Cardinal sat down at the edge of the cliff and motioned for me to join him. When I did, he broke the seal on his helmet and set it in his lap. It wasn’t Cameron Conner. It was Dad. He swept his hand across the landscape.

“Behold, the Gardens of Null.”

As the words left his mouth, the sun rose over our backs and spread across a world that had been consumed by an immense fire. From where we sat, all the way to the horizon, there was only silence and great dunes of oily gray ash. No buildings. No streets. The Black River had boiled away and the forests had become groves of limbless pillars, charred to cinder. Lucy’s Promise sat at the center of it all. The flames had burned it down to bedrock, leaving its slopes a glossy black. Here and there, fissures showed the deep orange flames that seethed in the heart of the mountain.

I turned back to Cardinal, but instead of Dad’s face he had yours. I asked how the fire had started, and you leaned in close and whispered to me the great secret of the world.

“It wants to burn,” you said.

The sun passed over our heads. The sky became a deep black nothing.

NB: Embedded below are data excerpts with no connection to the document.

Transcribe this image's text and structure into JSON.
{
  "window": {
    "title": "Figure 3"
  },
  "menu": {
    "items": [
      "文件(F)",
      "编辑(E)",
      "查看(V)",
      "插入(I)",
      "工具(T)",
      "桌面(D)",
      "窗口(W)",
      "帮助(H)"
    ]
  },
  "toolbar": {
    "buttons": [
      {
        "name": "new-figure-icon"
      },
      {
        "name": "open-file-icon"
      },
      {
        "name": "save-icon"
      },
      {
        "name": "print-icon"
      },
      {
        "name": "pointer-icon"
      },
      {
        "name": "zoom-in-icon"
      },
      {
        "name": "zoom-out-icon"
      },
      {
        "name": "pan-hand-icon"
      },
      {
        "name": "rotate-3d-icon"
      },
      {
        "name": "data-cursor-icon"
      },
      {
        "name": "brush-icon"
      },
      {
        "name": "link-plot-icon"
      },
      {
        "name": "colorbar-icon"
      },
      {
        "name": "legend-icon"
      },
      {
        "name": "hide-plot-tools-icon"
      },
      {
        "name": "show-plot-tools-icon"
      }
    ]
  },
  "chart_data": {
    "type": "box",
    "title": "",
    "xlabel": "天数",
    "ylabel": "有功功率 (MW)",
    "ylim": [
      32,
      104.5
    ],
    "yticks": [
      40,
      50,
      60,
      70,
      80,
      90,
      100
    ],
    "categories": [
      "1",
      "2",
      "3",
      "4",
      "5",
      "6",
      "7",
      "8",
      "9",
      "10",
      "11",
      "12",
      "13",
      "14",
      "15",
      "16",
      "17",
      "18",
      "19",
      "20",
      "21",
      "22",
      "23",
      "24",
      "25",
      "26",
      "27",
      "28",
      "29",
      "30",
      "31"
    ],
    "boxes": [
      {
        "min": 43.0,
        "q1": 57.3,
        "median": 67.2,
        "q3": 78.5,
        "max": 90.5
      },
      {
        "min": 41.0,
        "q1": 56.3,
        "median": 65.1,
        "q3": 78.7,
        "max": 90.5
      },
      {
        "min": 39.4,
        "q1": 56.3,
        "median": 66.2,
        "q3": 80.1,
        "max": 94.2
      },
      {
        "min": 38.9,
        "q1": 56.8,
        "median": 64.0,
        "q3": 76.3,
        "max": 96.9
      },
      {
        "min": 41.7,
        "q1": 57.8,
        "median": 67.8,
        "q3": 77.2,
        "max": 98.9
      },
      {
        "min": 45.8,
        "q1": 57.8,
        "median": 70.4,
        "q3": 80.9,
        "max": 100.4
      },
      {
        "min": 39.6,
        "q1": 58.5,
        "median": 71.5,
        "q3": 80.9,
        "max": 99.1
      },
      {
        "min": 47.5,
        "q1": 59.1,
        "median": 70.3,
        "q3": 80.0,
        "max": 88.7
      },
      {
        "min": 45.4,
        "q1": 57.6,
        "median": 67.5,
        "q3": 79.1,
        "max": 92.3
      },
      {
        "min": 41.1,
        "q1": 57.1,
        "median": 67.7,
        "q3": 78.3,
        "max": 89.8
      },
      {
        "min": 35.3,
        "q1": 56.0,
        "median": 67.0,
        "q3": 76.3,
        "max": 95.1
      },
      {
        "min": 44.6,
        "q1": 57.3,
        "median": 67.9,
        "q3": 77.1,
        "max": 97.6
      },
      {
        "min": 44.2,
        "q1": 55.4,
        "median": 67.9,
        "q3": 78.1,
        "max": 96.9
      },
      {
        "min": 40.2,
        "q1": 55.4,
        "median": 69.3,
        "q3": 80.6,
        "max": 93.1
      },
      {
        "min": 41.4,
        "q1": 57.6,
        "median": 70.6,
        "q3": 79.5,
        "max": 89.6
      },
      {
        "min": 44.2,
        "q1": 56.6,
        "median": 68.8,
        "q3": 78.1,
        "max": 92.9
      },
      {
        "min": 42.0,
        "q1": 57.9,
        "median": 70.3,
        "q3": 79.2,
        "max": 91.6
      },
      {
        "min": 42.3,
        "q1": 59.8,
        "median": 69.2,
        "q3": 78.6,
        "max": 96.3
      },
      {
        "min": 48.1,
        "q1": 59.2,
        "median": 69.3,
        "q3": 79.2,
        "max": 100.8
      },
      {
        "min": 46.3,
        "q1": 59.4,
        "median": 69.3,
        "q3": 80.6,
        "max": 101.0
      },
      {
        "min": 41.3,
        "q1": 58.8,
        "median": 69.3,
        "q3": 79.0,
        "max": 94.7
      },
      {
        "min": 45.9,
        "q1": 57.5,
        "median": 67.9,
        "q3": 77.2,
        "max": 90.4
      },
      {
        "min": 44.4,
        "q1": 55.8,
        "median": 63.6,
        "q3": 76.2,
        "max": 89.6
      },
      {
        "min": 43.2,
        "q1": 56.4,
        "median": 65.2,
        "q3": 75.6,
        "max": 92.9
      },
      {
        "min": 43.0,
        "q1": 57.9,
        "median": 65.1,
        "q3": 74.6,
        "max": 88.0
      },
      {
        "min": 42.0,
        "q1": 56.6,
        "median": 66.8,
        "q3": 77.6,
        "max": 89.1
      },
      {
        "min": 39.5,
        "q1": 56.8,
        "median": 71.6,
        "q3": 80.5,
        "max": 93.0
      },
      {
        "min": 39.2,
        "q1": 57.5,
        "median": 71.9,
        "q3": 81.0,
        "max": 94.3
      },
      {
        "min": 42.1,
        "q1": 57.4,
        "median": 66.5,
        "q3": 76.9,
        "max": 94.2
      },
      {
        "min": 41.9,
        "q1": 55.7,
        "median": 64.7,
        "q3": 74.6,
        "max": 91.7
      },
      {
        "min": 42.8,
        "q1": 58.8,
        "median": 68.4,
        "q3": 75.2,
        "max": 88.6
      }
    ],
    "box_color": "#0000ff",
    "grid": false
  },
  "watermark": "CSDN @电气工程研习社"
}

“What do we do now?” I asked.

A knife appeared in your hand. It was black-handled with a chrome blade. A kitchen knife. You placed it in my palm and closed my fingers around it.

“Forget.”

You took my hand and gently guided it until the tip of the blade hovered just over my right eye. The next second you were gone and I was alone. A hot wind moaned around the top of the mountain. I turned to my right. Even though the sun was gone, I could see tendrils of shadow falling down the face of the rocks beside me. I thought about the great secret of the world, and then I gripped the knife in both hands and drove it through.





14


AND THEN I was standing in the middle of the woods. It was morning. I was barefoot. My T-shirt?and shorts were damp with sweat. I looked for a landmark to get my bearings, but all I saw was that I was on a trail. I thought maybe if I kept going, everything would become clear.

The trail opened up to a small field. It was perfectly empty and quiet except for a low, moaning wind, but I wasn’t sure if that was real or if it was in my head. I moved from the dirt trail to the grass. At the far end of the clearing were two gray boulders perched at the edge of the mountain. As soon as I saw them, everything snapped into focus. This was Hannah’s campsite. But her tent was gone and so were all her things.

A wormy chill raced up my spine. Had I dreamed her? Dreamed everything that happened to us? And if I had, how far back did the dream go? Maybe there had never been any virus. Maybe you and Mom and Dad were still— “Cardinal?”